Today’s article is actually a quiz; find out who has lost perspective.
COMMENT
A fortnight ago the Temerloh High Court in a suit filed in 2007 ordered portions of a Malay reserve land encroaching into Orang Asli customary land to be de-gazetted because the reserve land was subservient to Orang Asli rights as they were the earliest inhabitants preceding even that of the Malays.
No time frame was reported for the de-gazette exercise, but Justice Akhtar Tahir did direct the Pahang Land and Mines Office to gazette the Orang Asli customary land within a year.
The following questions beg for answers:
- Why didn’t the judge set a deadline against the government for the de-gazette exercise?
- Shouldn’t he do so in order to reverse the injustice done to the affected Orang Asli community for more than six years and still counting?
- Why was the government generously given up to a year to gazette the Orang Asli’s customary land?
- Doesn’t the legal maxim “justice delayed is justice denied” mean anything at all to him?
- Why were only costs of the court proceedings awarded to the victims but not punitive, exemplary and aggravated damages that they deserve when their native customary rights were willfully trampled on by the government?
Worthy of note, however, was what the learned judge was quoted as saying: “Their instinct to roam and live through the forest was inbuilt. Like fishermen, the Orang Asli’s instincts cannot be extinguished by providing them with better living.”
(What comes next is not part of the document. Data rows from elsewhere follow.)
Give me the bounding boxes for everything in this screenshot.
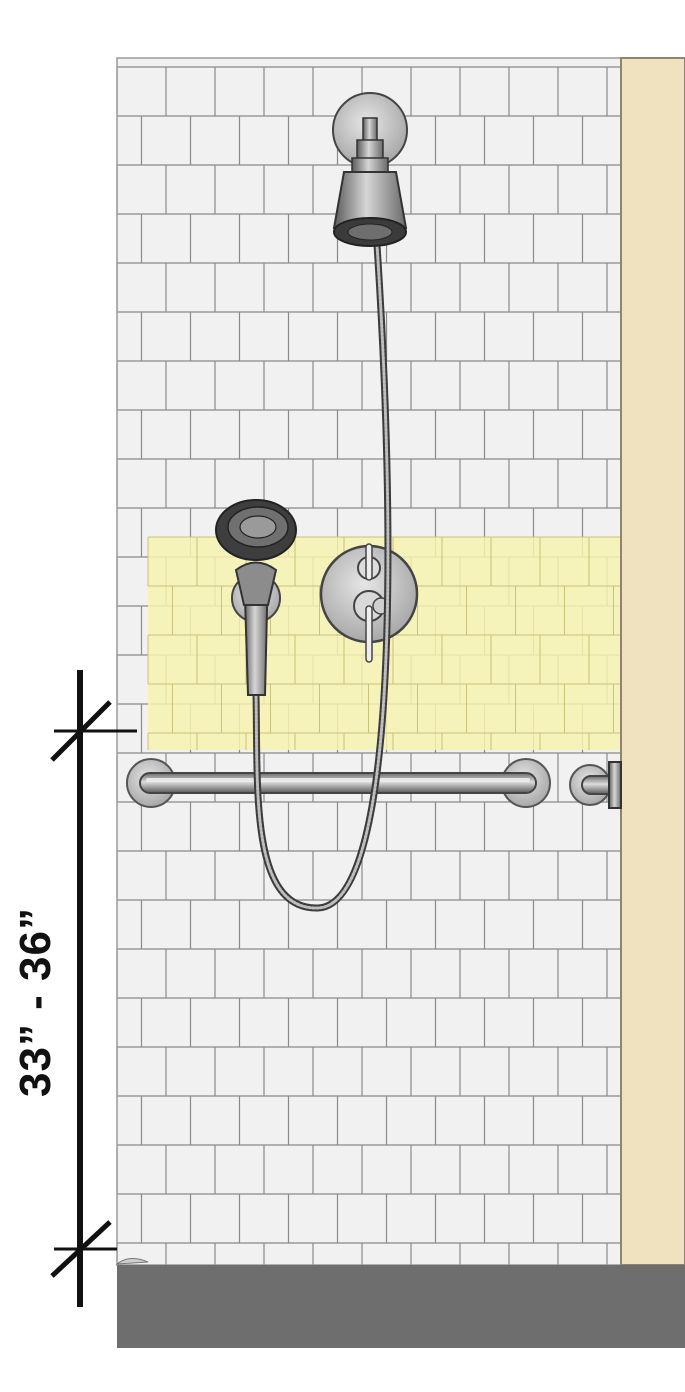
showerhead-icon	[332, 92, 408, 247]
side-wall-edge	[620, 57, 685, 1266]
floor	[117, 1265, 685, 1348]
valve-icon	[319, 543, 419, 663]
dimension-bottom-tick	[50, 1220, 112, 1278]
hose-highlight	[254, 243, 390, 910]
dimension-top-tick	[50, 700, 112, 762]
dimension-label: 33” - 36”	[11, 907, 60, 1097]
dimension-line	[50, 670, 137, 1307]
handheld-shower-icon	[215, 499, 297, 696]
grab-bar-icon	[126, 758, 622, 809]
drain-edge	[115, 1258, 149, 1265]
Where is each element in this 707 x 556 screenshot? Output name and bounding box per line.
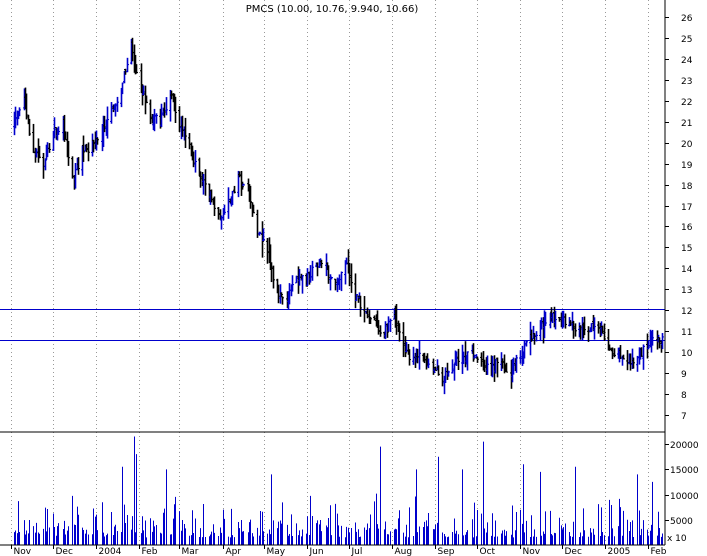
price-tick-label: 16 [681, 223, 693, 233]
time-tick-label: Sep [438, 547, 455, 556]
price-tick-label: 12 [681, 307, 692, 317]
chart-title: PMCS (10.00, 10.76, 9.940, 10.66) [246, 4, 419, 15]
price-tick-label: 21 [681, 119, 692, 129]
price-tick-label: 15 [681, 244, 692, 254]
time-tick-label: 2005 [608, 547, 631, 556]
time-tick-label: May [267, 547, 286, 556]
price-tick-label: 11 [681, 328, 692, 338]
time-tick-label: Jun [309, 547, 324, 556]
price-tick-label: 8 [681, 391, 687, 401]
time-tick-label: Feb [142, 547, 158, 556]
time-tick-label: Nov [14, 547, 32, 556]
price-gridlines [11, 0, 649, 432]
time-tick-label: Nov [523, 547, 541, 556]
volume-tick-label: 15000 [670, 466, 699, 476]
price-tick-label: 22 [681, 98, 692, 108]
time-tick-label: Mar [182, 547, 199, 556]
price-axis: 7 8 9 10 11 12 13 14 15 16 17 18 19 20 21 22 23 24 25 26 [665, 14, 693, 422]
time-tick-label: Dec [56, 547, 73, 556]
price-tick-label: 17 [681, 203, 692, 213]
price-tick-label: 13 [681, 286, 692, 296]
time-tick-label: 2004 [99, 547, 122, 556]
volume-unit-label: x 10 [667, 534, 687, 544]
price-tick-label: 9 [681, 370, 687, 380]
price-tick-label: 24 [681, 56, 693, 66]
price-tick-label: 25 [681, 35, 692, 45]
time-tick-label: Oct [480, 547, 496, 556]
volume-axis: 5000 10000 15000 20000 [665, 441, 699, 527]
price-tick-label: 14 [681, 265, 693, 275]
volume-gridlines [11, 432, 649, 545]
time-tick-label: Apr [226, 547, 242, 556]
time-axis: Nov Dec 2004 Feb Mar Apr May Jun Jul Aug Sep Oct Nov… [11, 545, 667, 556]
price-tick-label: 7 [681, 412, 687, 422]
price-tick-label: 26 [681, 14, 693, 24]
price-tick-label: 23 [681, 77, 692, 87]
volume-tick-label: 10000 [670, 492, 699, 502]
time-tick-label: Aug [395, 547, 413, 556]
time-tick-label: Jul [351, 547, 363, 556]
price-tick-label: 19 [681, 161, 693, 171]
time-tick-label: Dec [565, 547, 582, 556]
volume-tick-label: 20000 [670, 441, 699, 451]
time-tick-label: Feb [651, 547, 667, 556]
volume-tick-label: 5000 [670, 517, 693, 527]
price-tick-label: 10 [681, 349, 693, 359]
price-tick-label: 20 [681, 140, 693, 150]
price-bars [13, 37, 664, 395]
price-tick-label: 18 [681, 182, 693, 192]
volume-bars [14, 436, 663, 545]
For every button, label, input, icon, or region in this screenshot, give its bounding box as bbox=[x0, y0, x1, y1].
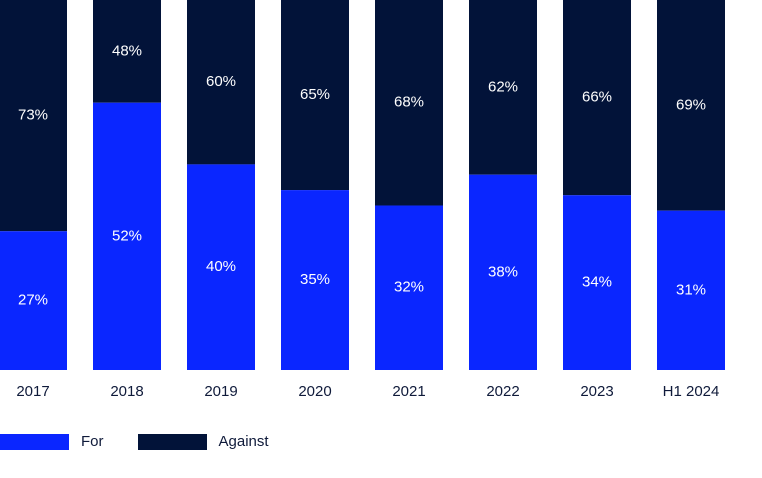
legend-item-for: For bbox=[0, 433, 104, 450]
data-label-against: 69% bbox=[676, 96, 706, 113]
data-label-against: 68% bbox=[394, 94, 424, 111]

This is in fact one aspect our government has failed miserably: on the pretext of enhancing the livelihood of the indigenous people of Malaysia, were lands belonging to natives according to custom and tradition actually grabbed by inhumane government individuals in collusion with greedy corporate players to jointly enrich themselves at the expense of the victims?
Has our government confused itself between economic growth and that of economic development?
Doesn’t it know that the millions of indigenous people who are living in the forests of the Peninsula and Borneo have very distinct and traditional needs?
Three focal points
How come our government could not see that no amount of financial compensation or modern amenities can even come close to equate the losses suffered by these true natives due to forced eviction from their ancestral environments?
Does our government have any appreciation at all for the three focal points of liberty, subsistence, and self-confidence?
By taking away their ancestral land in Pahang, does the government not know that it has snatched away their freedom to roam in their comfort zone and wrecked their ability to meet basic survival needs?
Doesn’t the government realise that it has erased the self-confidence of these natives when they are forcefully evicted without proper consultation?
How can a government which claimed to care for the people not know the differences between internal and external institutions, authorised regulations and unofficial limitations; and the agonising process people go through in order to familiarise themselves in different environments?
For over 55 years now, doesn’t the government understand the harmful effects of destructive policies can have on society?
Why is it so intellectually challenged to foresee such disastrous consequences? How come the benchmark of our government is so near to the ground? How much longer can Malaysians continue to tolerate such reckless government? Are we really dumber than our government?